Turista Coreana cruzando el control de pasaportes en la Zona de Exclusion. Foto de Ricardo Marquina Montañana
Finalmente, con 40 minutos de retraso, el autobús comienza su trayecto. Somos 40, a 160 dólares por cabeza sumamos 6400 dólares por una excursión de 4 horas y una comida mediocre. Tenemos suerte, por una excursión individual piden 500 dólares. En este autobús se puede encontrar de todo un poco: turistas en el sentido recto, ecoturistas (si me permiten ustedes este neologismo) que quieren afirmar su oposición al uso de la energía nuclear, fotógrafos a la caza de instantáneas lúgubres y periodistas con pocos medios (como quien suscribe); todos tenemos en común no haber podido pagar la excursión individual.
Suizos, daneses, españoles, finlandeses, rusos… ningún ucraniano salvo el guía y el conductor. Todos hemos dejado al lado dos cosas: el miedo a la radiación (miedo muy lógico pues aquella zona sigue siendo todavía, 25 años después, un peligro) y la moral, no tanto por querer ver un sitio único por su historia, sino por haber caído en el juego de estas empresas de turismo que están haciendo su agosto a costa de una tragedia dolorosa como pocas, además de tener tratos poco transparentes con las autoridades ucranianas y todo ello sin destinar una mísera “grivna” a las víctimas de la catástrofe, todavía vivas y sufriendo en el olvido enfermedades, dolor y abandono institucional.
Los abusos de estas empresas han hecho que otras, quizás por moral , quizás porque las autoridades no les han dado un trozo del pastel, se planten y boicoteen estas excursiones, hasta este año mucho más restringidas, generalmente sólo a periodistas e investigadores, pero que ahora se han abierto a todo aquel que pague. El gobierno ucraniano ha visto que el morbo vende, y pretende que un millón de turistas visiten Chernóbil cada año. La nueva gallina de los huevos de oro (radioactivo).

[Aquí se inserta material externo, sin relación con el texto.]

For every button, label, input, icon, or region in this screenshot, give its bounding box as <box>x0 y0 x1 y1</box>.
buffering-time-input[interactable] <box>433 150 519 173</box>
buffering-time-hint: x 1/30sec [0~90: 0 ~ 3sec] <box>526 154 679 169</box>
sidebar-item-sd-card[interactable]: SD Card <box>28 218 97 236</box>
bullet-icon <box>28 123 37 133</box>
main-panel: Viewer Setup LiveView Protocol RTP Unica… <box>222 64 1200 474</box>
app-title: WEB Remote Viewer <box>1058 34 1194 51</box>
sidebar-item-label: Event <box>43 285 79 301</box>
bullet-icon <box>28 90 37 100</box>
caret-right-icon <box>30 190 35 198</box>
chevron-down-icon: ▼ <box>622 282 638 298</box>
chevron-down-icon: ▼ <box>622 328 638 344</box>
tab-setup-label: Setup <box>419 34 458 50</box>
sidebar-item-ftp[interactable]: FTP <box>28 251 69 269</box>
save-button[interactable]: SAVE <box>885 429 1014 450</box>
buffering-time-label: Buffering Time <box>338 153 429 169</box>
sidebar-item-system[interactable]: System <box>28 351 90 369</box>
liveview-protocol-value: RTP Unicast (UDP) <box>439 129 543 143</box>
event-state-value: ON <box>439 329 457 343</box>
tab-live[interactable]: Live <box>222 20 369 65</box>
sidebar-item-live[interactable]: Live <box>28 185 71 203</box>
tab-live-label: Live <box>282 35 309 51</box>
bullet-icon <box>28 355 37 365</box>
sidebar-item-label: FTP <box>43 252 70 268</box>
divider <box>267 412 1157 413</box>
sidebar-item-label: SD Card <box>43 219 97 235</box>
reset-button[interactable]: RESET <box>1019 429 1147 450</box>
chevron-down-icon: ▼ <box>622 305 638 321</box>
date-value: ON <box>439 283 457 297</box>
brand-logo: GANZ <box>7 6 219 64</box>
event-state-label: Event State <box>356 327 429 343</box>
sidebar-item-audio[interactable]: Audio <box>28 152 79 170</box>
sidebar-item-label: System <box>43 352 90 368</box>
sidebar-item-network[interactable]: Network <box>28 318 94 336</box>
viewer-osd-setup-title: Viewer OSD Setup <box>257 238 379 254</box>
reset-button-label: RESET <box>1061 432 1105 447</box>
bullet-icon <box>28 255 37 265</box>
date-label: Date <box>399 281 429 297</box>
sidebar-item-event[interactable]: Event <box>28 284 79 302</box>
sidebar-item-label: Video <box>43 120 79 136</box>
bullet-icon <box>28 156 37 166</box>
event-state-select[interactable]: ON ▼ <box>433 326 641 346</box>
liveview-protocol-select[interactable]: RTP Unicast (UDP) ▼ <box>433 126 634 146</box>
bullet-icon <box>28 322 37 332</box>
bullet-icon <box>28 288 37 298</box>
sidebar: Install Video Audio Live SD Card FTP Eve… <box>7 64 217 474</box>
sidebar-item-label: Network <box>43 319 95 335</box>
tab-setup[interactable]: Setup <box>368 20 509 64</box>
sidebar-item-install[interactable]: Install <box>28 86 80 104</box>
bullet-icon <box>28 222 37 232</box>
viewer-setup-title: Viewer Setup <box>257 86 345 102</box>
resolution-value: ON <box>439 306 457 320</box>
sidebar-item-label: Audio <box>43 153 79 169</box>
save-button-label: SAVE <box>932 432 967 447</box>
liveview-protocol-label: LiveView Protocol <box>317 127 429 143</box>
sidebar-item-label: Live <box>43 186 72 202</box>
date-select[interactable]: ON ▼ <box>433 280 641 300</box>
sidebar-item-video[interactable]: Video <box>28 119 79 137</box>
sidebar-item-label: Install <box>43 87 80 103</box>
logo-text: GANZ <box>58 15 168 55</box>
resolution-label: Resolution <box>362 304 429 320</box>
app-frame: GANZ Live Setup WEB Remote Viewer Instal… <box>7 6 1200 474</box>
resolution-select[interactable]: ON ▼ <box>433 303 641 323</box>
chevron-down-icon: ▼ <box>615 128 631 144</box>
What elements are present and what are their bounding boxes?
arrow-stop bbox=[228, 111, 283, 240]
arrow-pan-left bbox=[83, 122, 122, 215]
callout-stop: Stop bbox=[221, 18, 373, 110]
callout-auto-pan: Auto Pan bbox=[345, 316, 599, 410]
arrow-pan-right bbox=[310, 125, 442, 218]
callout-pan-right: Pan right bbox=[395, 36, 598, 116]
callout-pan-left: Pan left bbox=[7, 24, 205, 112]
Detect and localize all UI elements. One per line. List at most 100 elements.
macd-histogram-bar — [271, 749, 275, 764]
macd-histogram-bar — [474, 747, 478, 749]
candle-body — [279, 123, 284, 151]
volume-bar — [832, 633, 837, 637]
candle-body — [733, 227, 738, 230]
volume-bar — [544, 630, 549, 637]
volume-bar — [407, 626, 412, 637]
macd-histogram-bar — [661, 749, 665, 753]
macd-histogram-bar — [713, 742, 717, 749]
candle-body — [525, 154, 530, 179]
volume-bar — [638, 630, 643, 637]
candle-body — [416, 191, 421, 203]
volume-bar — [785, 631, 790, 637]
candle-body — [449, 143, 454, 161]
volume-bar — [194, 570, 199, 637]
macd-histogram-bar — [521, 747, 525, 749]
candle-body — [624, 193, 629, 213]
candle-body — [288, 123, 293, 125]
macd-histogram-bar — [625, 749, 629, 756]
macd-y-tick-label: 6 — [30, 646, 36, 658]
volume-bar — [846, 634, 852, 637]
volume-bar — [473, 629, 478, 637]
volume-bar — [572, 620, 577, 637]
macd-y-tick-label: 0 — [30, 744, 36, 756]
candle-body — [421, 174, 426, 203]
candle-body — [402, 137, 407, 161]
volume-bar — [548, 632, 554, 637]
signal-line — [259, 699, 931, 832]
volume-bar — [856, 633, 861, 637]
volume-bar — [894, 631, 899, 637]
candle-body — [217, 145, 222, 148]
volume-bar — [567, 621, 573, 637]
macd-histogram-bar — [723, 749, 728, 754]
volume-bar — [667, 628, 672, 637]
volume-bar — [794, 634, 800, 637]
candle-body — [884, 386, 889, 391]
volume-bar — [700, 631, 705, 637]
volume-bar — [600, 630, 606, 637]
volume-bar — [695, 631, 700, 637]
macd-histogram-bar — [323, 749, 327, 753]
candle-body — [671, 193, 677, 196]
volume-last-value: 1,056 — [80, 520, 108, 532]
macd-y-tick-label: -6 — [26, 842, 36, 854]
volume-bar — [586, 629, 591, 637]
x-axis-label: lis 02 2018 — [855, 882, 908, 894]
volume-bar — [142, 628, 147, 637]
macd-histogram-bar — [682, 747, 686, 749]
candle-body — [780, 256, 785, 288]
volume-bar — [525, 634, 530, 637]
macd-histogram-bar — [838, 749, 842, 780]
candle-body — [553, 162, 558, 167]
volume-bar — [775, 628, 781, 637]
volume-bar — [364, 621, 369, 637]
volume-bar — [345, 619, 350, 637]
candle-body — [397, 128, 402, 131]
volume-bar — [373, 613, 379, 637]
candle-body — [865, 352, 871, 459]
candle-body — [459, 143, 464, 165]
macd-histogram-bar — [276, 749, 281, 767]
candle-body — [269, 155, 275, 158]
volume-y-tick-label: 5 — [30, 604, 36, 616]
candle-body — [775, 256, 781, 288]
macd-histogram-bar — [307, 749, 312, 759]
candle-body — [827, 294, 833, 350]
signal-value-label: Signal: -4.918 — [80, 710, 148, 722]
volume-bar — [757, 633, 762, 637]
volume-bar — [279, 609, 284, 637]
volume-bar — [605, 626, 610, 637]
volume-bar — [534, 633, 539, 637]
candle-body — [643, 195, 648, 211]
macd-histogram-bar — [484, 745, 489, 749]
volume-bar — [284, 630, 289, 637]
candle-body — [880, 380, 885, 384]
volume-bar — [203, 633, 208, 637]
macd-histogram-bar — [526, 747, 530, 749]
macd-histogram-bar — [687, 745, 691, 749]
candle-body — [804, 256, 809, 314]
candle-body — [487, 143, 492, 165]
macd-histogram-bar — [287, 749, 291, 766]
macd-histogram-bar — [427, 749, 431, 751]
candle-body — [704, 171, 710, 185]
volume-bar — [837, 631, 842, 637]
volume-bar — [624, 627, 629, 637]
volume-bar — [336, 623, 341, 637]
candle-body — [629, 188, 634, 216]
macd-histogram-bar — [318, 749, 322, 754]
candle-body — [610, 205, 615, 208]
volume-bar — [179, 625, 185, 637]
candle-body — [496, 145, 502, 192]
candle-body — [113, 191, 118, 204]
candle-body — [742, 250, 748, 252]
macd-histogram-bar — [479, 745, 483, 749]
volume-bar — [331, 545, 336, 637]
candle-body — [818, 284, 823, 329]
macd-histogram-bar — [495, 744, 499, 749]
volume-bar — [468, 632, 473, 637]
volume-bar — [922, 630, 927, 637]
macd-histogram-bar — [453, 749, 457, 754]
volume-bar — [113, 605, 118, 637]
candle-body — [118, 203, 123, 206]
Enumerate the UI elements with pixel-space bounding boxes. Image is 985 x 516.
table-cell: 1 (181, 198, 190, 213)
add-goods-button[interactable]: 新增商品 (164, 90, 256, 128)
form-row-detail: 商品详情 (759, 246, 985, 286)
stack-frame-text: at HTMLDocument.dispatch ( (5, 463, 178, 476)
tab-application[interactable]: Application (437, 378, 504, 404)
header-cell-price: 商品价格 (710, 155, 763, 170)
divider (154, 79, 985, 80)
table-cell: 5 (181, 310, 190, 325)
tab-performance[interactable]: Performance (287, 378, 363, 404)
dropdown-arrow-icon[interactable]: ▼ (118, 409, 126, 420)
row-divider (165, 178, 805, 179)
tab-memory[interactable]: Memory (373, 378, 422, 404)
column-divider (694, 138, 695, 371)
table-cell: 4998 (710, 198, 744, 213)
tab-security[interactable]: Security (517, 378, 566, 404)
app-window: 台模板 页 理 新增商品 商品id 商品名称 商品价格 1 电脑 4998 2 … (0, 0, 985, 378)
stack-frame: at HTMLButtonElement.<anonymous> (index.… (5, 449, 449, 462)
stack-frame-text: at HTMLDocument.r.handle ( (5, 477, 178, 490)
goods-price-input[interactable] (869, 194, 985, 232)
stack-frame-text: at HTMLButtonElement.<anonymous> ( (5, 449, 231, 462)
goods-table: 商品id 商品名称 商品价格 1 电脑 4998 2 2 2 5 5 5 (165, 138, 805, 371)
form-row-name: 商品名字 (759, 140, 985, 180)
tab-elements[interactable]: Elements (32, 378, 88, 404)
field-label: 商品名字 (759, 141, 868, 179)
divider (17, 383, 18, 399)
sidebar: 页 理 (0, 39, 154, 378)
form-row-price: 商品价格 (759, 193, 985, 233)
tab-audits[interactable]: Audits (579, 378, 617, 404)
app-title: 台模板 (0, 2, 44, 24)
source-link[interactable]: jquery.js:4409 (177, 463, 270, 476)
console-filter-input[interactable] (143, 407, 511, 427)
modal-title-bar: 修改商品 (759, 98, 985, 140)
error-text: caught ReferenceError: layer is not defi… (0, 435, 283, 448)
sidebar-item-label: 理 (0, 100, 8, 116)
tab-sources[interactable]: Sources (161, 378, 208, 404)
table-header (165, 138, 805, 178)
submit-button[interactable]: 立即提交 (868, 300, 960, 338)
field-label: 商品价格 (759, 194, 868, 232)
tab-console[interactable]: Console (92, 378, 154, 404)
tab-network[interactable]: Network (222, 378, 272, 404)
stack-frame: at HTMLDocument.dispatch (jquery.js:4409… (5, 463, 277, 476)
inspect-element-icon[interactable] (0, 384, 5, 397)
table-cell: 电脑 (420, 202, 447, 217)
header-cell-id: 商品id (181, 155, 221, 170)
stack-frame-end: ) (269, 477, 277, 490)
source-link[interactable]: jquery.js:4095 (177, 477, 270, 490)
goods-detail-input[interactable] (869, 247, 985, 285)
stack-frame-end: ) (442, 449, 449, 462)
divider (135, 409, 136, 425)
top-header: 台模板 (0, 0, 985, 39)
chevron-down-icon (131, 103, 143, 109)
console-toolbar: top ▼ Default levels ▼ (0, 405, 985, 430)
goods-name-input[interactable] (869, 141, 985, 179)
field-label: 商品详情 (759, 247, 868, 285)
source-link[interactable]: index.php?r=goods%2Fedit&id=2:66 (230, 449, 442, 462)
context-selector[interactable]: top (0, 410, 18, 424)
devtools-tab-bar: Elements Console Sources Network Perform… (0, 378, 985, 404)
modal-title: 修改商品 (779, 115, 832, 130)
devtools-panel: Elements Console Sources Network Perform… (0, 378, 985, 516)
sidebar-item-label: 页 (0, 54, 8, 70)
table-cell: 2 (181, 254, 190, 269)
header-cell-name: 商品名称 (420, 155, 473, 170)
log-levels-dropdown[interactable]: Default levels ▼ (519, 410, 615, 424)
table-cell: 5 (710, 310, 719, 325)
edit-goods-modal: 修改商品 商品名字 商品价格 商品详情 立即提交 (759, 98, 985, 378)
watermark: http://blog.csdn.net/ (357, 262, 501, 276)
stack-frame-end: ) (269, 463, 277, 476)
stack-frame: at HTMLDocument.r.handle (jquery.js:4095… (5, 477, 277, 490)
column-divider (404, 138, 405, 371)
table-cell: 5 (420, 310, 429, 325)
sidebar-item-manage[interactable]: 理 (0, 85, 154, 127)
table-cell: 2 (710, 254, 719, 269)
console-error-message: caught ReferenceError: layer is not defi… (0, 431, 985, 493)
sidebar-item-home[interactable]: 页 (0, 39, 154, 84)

Los excursionistas firmamos un papel que viene a decir que si nos contaminamos ellos no tienen la culpa, chequean nuestros pasaportes y entramos en la segunda zona, la que comprende los 10 km alrededor del reactor. El guía hace el papel de animador poniendo el micrófono del autobús sobre el medidor Geiger, que petardea cada vez con mas insistencia según nos acercamos al reactor.
En Pripiat, la ciudad de 37.000 habitantes totalmente evacuada tras el accidente, estamos una hora, los fotógrafos salen corriendo cada uno por un lado en busca de su foto y las risas de unos y otros y la insistencia de los guías para que no nos alejemos del autobús me suena a sacrilegio. Estamos en una ciudad muerta, no me parece un sitio para reír.
Pripiat es , de lejos, el centro de esta excursión. Es un cadáver, un cadáver expoliado ya que durante estos años todo lo que tenía algún tipo de valor: radiadores, puertas, cristales, electrodomésticos, ha sido robado. Mi pregunta es obvia ¿qué inconsciente quiere una tostadora radioactiva? Aquí el guía presiona, nos deja justo una hora, saben que muchos de nosotros lo que queremos ver es esto: la desolación en casa del hombre causada por el hombre, por eso quieren que nos marchemos, para que más adelante volvamos con una excursión individual, sí, la de 500 dólares, la única manera de pasar unas horas en este lugar.
Tras la frustrante visita a la ciudad fantasma toca comer en el comedor de los trabajadores, esos 2500 hombres que trabajan en la construcción del nuevo sarcófago que cubrirá el actual (pagado con dinero europeo, ya que ni un céntimo de estas excursiones irá a parar a ese sarcófago). Un borsh aguado termina por amargarme el día.
Tras la comida nos muestran el reactor. El medidor geiger de nuestro guía está de fiesta y monta un escándalo molesto. Nos piden que no grabemos ni a izquierda ni a derecha del reactor ¿por qué? Alto secreto. Llueve, el lugar es tétrico, yo no puedo dejar de ver las caras de los liquidadores que he entrevistado en Moscú y San Petersburgo: su dolor, sus años de lucha, y me duele, profundamente, ver como los turistas se hacen fotos como si tras ellos estuviese la Sagrada Familia, la torre Eifel o el Kremlin, y no el reactor número 4 de Chernóbil, asesino de miles de hombres y mujeres valerosos que dieron su salud, y en muchos casos su vida, por salvar a Europa de un infierno nuclear.